In a nutshell, my take-away is that I’ve got to be careful about technology integration – maintain an essential focus on the “effective” (“I can do it!”) qualities learning over the “affective” (“I love it!”) qualities. Its easy to get caught up in the excitement around new tools for learning – cool gadgets that grab and maintain attention in the classroom and produce a high amount of positive emotional energy, but may not produce lasting development of fundamental skills.

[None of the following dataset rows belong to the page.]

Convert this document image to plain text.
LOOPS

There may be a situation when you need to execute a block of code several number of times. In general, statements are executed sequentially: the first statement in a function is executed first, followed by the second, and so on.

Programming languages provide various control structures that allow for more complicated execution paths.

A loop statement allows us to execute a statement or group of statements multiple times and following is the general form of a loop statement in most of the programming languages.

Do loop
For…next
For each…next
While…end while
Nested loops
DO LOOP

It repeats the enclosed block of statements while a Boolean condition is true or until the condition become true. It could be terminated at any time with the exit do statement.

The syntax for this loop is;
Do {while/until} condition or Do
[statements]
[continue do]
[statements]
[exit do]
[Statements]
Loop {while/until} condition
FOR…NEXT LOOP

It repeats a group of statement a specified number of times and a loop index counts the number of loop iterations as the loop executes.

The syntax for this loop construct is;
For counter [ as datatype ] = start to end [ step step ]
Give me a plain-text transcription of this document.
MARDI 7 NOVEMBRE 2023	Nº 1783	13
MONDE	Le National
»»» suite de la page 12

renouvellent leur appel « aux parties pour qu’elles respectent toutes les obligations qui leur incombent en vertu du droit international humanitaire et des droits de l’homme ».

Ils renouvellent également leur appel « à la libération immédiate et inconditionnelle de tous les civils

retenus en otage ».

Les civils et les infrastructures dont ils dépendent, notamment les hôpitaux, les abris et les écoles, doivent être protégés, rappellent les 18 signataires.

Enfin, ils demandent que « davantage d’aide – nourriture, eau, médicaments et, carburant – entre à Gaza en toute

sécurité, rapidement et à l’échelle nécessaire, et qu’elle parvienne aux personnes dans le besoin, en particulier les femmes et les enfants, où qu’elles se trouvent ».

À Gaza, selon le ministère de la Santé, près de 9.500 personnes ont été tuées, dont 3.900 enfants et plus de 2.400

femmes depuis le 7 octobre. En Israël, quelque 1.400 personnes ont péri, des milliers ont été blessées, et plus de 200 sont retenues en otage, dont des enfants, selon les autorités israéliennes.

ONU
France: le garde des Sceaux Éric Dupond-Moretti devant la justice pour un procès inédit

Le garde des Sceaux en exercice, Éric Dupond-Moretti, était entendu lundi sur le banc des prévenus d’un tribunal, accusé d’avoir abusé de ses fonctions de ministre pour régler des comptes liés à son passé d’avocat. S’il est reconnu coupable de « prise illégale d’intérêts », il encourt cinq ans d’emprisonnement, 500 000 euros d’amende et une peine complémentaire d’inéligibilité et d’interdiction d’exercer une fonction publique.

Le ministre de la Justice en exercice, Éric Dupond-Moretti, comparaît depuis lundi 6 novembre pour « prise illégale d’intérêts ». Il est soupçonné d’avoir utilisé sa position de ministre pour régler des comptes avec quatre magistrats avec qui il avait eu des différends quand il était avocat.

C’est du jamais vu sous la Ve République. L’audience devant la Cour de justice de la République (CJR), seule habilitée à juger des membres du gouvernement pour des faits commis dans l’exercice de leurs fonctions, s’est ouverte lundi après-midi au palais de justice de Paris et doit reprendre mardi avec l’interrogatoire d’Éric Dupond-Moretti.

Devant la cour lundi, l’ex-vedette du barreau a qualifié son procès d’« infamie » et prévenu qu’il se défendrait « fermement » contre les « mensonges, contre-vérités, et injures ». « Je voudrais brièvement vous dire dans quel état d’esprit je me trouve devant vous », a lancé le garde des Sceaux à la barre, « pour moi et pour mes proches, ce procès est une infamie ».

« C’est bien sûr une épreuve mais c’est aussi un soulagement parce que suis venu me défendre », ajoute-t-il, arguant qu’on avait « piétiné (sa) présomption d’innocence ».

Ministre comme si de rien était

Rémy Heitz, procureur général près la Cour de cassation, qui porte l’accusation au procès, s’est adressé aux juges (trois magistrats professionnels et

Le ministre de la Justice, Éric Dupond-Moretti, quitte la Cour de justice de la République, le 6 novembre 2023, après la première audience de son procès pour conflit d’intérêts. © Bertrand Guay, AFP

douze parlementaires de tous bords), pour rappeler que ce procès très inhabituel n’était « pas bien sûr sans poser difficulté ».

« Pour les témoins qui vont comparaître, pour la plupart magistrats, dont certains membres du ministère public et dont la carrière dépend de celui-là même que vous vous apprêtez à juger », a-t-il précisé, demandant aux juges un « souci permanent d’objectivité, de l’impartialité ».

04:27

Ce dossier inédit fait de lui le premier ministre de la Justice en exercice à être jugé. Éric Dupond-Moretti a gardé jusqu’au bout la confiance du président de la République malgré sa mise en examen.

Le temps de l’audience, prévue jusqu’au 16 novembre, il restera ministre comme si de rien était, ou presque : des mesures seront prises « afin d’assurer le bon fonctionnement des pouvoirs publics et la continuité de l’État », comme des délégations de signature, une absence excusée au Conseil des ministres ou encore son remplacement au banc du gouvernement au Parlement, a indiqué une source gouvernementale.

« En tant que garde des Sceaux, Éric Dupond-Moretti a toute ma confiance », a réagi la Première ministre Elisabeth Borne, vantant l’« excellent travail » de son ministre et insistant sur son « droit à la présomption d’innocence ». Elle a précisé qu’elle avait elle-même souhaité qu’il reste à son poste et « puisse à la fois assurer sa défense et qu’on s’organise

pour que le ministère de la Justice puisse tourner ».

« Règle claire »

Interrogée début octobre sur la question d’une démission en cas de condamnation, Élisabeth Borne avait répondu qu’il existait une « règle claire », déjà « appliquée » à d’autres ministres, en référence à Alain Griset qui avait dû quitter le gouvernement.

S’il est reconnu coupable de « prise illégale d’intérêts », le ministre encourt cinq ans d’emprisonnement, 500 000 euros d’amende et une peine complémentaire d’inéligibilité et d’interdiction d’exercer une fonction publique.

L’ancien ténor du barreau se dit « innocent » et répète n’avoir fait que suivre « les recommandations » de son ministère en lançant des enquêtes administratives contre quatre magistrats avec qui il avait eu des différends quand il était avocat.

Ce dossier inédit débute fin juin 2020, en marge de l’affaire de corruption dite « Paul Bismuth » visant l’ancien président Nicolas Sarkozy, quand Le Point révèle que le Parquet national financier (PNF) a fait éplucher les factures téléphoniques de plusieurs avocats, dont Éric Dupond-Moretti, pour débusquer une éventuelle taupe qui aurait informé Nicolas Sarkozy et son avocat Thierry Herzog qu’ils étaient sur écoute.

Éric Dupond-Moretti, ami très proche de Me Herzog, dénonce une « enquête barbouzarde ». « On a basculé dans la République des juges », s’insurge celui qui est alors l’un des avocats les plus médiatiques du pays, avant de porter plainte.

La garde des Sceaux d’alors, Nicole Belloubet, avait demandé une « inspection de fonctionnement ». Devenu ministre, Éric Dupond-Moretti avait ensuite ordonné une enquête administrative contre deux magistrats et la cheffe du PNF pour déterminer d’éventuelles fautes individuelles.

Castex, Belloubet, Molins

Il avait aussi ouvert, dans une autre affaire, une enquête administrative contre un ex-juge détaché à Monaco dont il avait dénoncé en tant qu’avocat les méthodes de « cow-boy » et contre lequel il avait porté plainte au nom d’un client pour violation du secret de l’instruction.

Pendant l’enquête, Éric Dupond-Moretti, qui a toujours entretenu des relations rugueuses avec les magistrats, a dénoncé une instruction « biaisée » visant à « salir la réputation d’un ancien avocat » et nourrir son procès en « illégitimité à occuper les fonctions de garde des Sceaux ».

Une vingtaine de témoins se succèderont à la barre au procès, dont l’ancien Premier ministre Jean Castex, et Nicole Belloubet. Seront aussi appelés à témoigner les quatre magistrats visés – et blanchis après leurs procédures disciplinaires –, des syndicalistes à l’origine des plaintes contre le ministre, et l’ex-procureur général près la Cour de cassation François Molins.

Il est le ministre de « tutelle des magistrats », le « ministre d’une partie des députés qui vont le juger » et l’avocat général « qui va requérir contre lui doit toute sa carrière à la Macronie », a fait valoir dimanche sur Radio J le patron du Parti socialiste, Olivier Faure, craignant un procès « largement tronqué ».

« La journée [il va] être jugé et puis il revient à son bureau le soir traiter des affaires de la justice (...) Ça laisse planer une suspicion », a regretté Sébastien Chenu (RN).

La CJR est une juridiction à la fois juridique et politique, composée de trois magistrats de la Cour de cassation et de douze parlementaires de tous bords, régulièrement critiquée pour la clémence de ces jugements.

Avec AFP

I guess my overall caution to myself as an educator is to avoid a certain sloppiness in instructional design – a lassitude in learning – that affords the “productization” of teaching. In many ways, the search for more exciting, more captivating pre-packaged solutions to the teaching challenge is antithetical to the DIY “maker ethos.” Perhaps that’s something for another reflection on practice – where the DIY curriculum might begin in a formal setting – if it has a chance at all.